Un arrêt inédit qui précise le droit d’accès
Dans un arrêt rendu le 18 juin 2025 (n° 23-19.022), la Cour de cassation a statué que les courriels envoyés ou reçus par un salarié via sa messagerie professionnelle sont des données à caractère personnel au sens du RGPD. L’employeur a donc l’obligation de transmettre ces courriels, y compris leurs métadonnées, sauf si leur divulgation porte atteinte aux droits et libertés d’autrui.
Cette décision est intervenue dans le cadre d’un litige opposant un ancien directeur associé licencié pour propos sexistes et comportements inappropriés. L’ex-salarié, contestant son licenciement devant le conseil de prud’hommes, avait demandé l’accès à l’ensemble de ses courriels professionnels afin de préparer sa défense. L’employeur n’avait pas répondu à cette demande.
Une sanction pour refus de communication
La cour d’appel de Paris avait, dès le 25 mai 2023, considéré que le licenciement était dépourvu de cause réelle et sérieuse, les preuves apportées étant jugées insuffisantes et incomplètes. La cour avait également annulé la convention de forfait-jours, faute de suivi rigoureux de la charge de travail.
En outre, l’employeur avait été condamné à verser 500 euros de dommages et intérêts pour avoir refusé de transmettre les courriels professionnels de l’ex-salarié. La Cour de cassation a confirmé cette sanction et a rappelé que le droit d’accès s’applique également aux courriels, y compris après la rupture du contrat.
Les contours juridiques du droit d’accès aux emails
Selon la Cour de cassation, le droit d’accès du salarié couvre l’intégralité des courriels, tant dans leur contenu que dans leurs métadonnées (horodatage, expéditeurs et destinataires). La seule limite à cette communication concerne la protection des droits des tiers, comme le secret des affaires ou la vie privée d’autres salariés.
Cette position rejoint les principes énoncés par la CNIL, qui avait déjà indiqué dans une publication du 5 janvier 2022 que les courriels professionnels peuvent être considérés comme des données personnelles dès lors qu’ils permettent d’identifier une personne. Toutefois, la CNIL précisait également que la communication d’un tableau de synthèse pouvait suffire à satisfaire une demande d’accès.
Des obligations renforcées pour les employeurs
Les employeurs doivent désormais organiser des procédures adaptées pour traiter les demandes d’accès des salariés à leurs courriels professionnels. Le délai de réponse prévu par le RGPD est d’un mois.

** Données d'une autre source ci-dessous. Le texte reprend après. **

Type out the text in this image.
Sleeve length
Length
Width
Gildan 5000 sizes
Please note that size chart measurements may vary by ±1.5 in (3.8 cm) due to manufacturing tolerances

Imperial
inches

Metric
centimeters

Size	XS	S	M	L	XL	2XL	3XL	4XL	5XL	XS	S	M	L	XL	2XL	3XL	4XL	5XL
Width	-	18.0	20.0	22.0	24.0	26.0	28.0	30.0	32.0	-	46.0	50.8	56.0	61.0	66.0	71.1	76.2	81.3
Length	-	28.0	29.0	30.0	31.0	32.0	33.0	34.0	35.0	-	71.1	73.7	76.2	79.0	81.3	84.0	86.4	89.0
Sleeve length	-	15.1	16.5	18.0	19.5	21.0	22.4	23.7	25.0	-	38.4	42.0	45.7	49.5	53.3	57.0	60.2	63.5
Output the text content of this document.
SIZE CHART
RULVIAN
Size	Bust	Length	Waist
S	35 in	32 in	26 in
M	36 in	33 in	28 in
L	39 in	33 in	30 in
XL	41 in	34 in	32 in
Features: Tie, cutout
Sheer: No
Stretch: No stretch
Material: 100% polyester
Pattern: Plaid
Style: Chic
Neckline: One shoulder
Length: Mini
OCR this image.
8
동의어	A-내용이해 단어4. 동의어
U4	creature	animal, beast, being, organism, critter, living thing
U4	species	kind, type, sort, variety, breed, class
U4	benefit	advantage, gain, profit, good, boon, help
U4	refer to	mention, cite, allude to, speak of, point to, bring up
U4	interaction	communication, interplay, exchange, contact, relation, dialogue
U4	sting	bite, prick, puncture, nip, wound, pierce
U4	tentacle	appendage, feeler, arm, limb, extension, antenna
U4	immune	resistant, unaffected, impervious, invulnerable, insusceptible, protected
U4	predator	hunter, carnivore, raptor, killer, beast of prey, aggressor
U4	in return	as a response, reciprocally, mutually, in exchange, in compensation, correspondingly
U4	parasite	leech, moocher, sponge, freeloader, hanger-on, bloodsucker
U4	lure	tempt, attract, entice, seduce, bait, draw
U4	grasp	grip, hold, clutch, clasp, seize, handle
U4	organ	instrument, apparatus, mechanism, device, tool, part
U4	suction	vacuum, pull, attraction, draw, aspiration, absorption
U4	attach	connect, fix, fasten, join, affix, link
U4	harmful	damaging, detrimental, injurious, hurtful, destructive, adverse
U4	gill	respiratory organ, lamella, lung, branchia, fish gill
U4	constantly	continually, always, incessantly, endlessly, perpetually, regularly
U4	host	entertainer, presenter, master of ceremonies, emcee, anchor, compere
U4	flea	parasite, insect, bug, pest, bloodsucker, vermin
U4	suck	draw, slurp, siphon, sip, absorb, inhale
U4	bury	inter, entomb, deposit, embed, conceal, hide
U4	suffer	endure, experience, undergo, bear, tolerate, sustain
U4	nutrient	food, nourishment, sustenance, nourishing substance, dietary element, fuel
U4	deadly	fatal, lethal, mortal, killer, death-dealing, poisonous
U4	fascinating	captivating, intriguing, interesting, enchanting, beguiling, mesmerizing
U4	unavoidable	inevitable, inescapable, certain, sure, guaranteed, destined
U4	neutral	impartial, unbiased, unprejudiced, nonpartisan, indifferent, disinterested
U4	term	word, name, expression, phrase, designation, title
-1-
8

En cas de demandes volumineuses, la CNIL préconise de fournir un tableau récapitulatif des courriels concernés et d’inviter le salarié à préciser le périmètre de sa demande.
Le refus de communiquer ces données sans justification expose l’employeur à des sanctions. Dans l’affaire jugée, le montant de l’indemnisation s’est élevé à 500 euros. Mais une sanction administrative prononcée par la CNIL en pareil cas pourrait atteindre 20 millions d’euros ou 4 % du chiffre d’affaires mondial annuel d’une entreprise.
Un enjeu stratégique pour la gestion des données
La mise en conformité avec cette nouvelle jurisprudence suppose de revoir les politiques internes, notamment la durée de conservation des boîtes mail des salariés et les chartes informatiques. Selon Me Stéphanie Poussou, avocate spécialiste en droit du travail, l’absence de toute réponse de l’employeur a pesé lourd dans cette affaire et a sans doute influencé la sévérité de la décision.
Les entreprises doivent donc procéder à un arbitrage rigoureux entre l’exercice du droit d’accès par le salarié et la préservation des droits des tiers. Une analyse minutieuse de chaque demande est nécessaire pour limiter les risques juridiques et assurer le respect des exigences du RGPD.